If you try to learn to read with someone who doesn't know how to read herself, and you fail, it doesn't mean you're forever incapable of reading.

I think one needs to have the right expectations about what they want to achieve from an accelerator. If you are a company with a broad audience like consumer web or consumer mobile, an accelerator will help you build your company fundamentals, guide you through the generic process of starting up and at the end of it all give you audience with the investors; and if you are in a program like YC garner you a little more attention. So I really fail to see how useful it is to go through two different accelerators other than the just the last two reasons.

If I were running an accelerator and you were applying to mine after having gone through another program, I wouldn't just look at if I will gain (financially or otherwise) from you but really question how you will gain from having you in in the accelerator, having already gone through a similar, perhaps even conflicting process.

For a company with a more specialized market like education or health, while the requirements above stay the same, there are important differences. So going through a generalized accelerator to build those fundamentals and then going through an accelerator specific to your industry makes sense because while building strong fundamentals in business may be the smae, scaling up, selling and operating successfully in these industries is rather different and perhaps even more different than the consumer space, like Imagine K12 for education and Rockhealth for health; or even the other way round.

Any low-value credentials on an application make a company look bad. Another example: winning a business plan competition.

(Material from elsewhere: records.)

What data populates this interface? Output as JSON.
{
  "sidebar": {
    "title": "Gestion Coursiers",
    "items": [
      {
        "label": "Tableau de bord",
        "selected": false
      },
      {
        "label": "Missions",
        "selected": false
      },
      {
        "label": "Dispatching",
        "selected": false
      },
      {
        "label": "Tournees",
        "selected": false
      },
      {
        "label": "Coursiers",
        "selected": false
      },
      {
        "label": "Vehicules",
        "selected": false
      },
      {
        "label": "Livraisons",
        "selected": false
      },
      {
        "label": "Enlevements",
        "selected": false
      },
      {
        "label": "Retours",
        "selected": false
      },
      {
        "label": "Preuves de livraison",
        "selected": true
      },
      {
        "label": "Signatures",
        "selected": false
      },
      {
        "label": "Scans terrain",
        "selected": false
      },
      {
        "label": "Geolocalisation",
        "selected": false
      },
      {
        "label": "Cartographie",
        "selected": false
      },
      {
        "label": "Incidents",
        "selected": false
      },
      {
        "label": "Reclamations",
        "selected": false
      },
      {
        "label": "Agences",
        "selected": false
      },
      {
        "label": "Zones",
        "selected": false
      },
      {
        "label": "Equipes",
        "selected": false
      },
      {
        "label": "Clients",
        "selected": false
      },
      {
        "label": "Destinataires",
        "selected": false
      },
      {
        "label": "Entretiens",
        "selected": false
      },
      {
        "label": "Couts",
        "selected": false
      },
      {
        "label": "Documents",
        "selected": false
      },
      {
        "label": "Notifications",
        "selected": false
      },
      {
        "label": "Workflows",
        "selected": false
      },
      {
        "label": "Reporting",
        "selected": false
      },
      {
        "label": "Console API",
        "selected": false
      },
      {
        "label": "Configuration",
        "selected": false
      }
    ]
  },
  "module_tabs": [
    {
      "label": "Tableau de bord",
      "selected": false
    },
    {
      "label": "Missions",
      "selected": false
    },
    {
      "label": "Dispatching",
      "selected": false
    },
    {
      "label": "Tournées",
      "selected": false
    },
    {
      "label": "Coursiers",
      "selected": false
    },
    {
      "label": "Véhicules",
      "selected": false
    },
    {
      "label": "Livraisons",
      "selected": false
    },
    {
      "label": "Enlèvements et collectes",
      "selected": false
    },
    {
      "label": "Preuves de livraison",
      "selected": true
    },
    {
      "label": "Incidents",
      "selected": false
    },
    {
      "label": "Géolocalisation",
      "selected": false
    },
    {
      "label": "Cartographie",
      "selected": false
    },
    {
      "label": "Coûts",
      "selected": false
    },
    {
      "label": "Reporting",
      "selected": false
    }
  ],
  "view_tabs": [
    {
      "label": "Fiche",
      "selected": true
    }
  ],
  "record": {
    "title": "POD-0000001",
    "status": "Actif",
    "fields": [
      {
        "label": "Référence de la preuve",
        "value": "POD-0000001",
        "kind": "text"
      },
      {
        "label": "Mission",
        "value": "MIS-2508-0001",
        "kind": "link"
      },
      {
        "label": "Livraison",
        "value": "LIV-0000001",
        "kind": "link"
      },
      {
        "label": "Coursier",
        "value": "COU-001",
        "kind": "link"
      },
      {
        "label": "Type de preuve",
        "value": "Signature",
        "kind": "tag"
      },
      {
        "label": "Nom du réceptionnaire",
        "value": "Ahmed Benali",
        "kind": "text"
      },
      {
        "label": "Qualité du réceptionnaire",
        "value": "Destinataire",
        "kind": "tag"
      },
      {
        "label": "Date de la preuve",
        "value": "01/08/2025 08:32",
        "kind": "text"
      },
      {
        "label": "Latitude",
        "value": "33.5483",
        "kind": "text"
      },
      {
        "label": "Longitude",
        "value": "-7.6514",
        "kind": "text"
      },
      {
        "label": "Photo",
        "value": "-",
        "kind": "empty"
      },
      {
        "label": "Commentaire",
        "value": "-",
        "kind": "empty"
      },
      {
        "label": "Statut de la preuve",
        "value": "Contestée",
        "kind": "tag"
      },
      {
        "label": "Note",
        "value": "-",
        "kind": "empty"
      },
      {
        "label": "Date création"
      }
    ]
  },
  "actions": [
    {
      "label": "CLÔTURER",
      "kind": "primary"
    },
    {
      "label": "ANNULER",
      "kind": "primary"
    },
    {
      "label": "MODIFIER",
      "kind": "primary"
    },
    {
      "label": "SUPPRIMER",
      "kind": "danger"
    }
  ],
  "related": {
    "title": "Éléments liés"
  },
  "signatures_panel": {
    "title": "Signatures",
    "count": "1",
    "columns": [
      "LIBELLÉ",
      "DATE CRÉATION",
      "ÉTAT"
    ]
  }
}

The problem is that you thought mentioning it would improve your chances of getting accepted. If that's the best you've got, you haven't got much.
There are some corporate accelerator programs who licensed TechStars model. If they will see startup who went thru accelerator and didn't raised money - they will ask thought questions. The funny thing is, that even being in coworking space and not raising money was also a negative signal.